I can list ten books that influenced me as a writer more easily than I can list my top ten films. I intend to go more into how each book influenced me later (which I've done in part elsewhere, e.g. in interviews). So here goes (not in order):
1. Howl by Allen Ginsberg
2. Anthology of Concrete Poetry edited by Emmett Williams
3. Text-Sound Texts edited by Richard Kostelanetz
4. Tjanting by Ron Silliman
5. The Crystal Text by Clark Coolidge
6. Words by Robert Creeley
7. Things Stirring Together or Far Away by Larry Eigner
8. My Life by Lyn Hejinian
9. A Season in Hell by Arthur Rimbaud (Louise Varese translation)

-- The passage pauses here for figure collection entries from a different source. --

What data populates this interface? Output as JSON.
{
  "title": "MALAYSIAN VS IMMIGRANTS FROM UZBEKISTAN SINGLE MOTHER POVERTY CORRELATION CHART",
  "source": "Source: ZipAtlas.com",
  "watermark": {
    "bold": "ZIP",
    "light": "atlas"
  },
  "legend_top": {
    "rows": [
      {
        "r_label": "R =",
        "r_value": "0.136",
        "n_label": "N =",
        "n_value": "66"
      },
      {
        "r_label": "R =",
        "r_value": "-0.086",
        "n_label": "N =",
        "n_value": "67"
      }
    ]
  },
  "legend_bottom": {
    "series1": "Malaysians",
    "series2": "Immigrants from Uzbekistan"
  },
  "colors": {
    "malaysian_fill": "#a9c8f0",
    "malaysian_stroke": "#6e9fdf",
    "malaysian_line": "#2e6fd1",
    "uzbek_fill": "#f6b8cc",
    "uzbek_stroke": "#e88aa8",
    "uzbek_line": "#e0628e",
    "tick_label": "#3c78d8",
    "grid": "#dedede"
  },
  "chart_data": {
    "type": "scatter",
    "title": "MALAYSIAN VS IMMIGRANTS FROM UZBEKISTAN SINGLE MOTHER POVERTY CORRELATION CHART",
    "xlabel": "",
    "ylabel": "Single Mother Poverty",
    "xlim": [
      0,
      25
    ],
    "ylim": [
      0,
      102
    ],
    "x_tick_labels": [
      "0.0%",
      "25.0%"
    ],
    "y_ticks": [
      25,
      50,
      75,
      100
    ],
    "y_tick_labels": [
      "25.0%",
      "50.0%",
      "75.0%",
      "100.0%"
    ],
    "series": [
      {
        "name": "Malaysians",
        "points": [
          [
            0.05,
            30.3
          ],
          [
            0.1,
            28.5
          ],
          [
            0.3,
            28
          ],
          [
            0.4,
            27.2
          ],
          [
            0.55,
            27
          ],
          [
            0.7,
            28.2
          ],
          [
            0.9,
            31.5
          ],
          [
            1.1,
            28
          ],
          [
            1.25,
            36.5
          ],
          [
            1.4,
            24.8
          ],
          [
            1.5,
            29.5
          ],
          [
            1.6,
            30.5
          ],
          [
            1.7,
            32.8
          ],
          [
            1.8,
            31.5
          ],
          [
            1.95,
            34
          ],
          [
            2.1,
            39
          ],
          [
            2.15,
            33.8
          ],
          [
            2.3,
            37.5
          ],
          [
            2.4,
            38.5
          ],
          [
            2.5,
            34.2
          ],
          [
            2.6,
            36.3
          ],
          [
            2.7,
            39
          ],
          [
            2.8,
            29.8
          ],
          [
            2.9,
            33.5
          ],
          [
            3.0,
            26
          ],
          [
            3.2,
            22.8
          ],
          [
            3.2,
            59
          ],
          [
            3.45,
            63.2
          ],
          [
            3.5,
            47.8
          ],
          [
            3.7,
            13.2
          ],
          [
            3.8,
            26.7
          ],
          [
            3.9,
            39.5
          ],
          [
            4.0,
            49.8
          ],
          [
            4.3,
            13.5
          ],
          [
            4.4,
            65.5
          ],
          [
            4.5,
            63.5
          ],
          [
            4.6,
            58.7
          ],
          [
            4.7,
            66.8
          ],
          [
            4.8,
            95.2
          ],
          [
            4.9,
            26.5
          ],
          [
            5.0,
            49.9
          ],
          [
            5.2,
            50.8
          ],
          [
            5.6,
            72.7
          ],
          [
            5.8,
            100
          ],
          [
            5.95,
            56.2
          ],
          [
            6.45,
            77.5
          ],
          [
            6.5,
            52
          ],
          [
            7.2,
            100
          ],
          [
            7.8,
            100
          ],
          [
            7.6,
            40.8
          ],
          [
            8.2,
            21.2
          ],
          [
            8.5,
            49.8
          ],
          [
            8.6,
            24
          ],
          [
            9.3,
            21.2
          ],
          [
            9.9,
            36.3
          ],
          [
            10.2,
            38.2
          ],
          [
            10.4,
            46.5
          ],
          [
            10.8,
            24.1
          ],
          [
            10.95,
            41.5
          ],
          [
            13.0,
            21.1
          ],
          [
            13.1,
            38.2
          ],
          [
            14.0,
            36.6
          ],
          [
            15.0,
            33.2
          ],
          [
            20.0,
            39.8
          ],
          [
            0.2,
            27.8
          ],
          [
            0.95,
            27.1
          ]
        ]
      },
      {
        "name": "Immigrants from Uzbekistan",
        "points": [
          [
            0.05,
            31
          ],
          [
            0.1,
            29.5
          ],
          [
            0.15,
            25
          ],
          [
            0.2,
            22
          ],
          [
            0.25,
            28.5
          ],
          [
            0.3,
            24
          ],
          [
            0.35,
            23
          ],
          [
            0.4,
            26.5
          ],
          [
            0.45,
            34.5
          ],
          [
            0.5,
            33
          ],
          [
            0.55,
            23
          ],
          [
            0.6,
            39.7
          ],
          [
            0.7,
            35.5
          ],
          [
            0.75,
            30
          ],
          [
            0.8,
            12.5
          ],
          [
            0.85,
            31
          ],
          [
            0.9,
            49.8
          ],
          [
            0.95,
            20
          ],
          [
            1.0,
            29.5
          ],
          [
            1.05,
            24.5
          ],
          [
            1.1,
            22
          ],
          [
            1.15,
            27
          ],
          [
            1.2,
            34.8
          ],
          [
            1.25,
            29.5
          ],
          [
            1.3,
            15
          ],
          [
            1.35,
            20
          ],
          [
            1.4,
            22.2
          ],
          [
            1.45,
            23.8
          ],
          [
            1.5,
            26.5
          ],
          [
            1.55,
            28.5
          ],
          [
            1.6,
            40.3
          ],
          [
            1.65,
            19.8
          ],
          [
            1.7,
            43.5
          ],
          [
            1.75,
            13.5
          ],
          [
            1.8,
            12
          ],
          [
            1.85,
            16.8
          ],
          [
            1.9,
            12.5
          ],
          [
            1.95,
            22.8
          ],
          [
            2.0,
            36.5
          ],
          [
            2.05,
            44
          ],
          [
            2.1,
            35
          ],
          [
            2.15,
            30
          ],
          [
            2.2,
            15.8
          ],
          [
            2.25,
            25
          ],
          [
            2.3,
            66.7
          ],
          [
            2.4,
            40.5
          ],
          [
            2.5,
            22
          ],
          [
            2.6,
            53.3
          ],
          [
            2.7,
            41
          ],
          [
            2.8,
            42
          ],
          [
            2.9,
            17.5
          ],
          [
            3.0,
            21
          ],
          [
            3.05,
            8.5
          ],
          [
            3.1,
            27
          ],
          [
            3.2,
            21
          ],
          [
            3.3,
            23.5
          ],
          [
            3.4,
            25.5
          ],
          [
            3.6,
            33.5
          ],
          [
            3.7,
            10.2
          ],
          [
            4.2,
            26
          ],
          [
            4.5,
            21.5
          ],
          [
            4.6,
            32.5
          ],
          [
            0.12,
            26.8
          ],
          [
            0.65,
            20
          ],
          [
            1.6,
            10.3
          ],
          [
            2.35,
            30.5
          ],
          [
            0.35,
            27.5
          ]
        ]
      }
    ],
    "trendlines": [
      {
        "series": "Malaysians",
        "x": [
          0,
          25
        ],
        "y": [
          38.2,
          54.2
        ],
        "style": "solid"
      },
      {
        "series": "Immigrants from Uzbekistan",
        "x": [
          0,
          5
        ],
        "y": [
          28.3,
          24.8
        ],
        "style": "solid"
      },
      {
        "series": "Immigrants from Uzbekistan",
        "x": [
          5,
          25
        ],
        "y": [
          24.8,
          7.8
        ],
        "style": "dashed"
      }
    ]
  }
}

10. 45 Mercy Street by Anne Sexton (first full-length book of poetry I read, right before I found Howl -- The main book store in Manitowoc, Wisconsin had but four books of poetry in 1975: Howl, 45 Mercy Street, The Collected Shorter Poems of W. H. Auden, and What Thou Lovest Well Remains American by Richard Hugo. Those were the first four books of poetry I owned.)

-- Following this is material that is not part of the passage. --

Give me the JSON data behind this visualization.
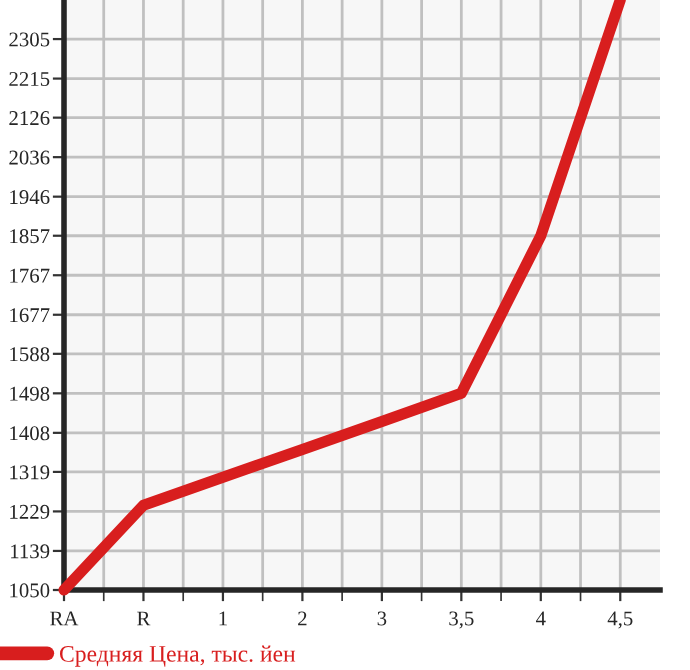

That was actually a lot harder than I thought it would be. I went with ten books that came immediately to mind. Many, many titles left out. I also realized a number of journals influenced me, e.g. Karl Kempton's Kaldron, This, Hills, O.ARS, Poetics Journal, Tom Beckett's The Difficulties, especially the Silliman, Bromige, and Bernstein issues, and though he's not a book (yet) or a journal, mIEKAL aND opened my eyes wider than anything else I encountered before I was 20.
For this kind of list, I tag Mark Young, Eileen Tabios, Tom Beckett, Richard Lopez, and Geof Huth.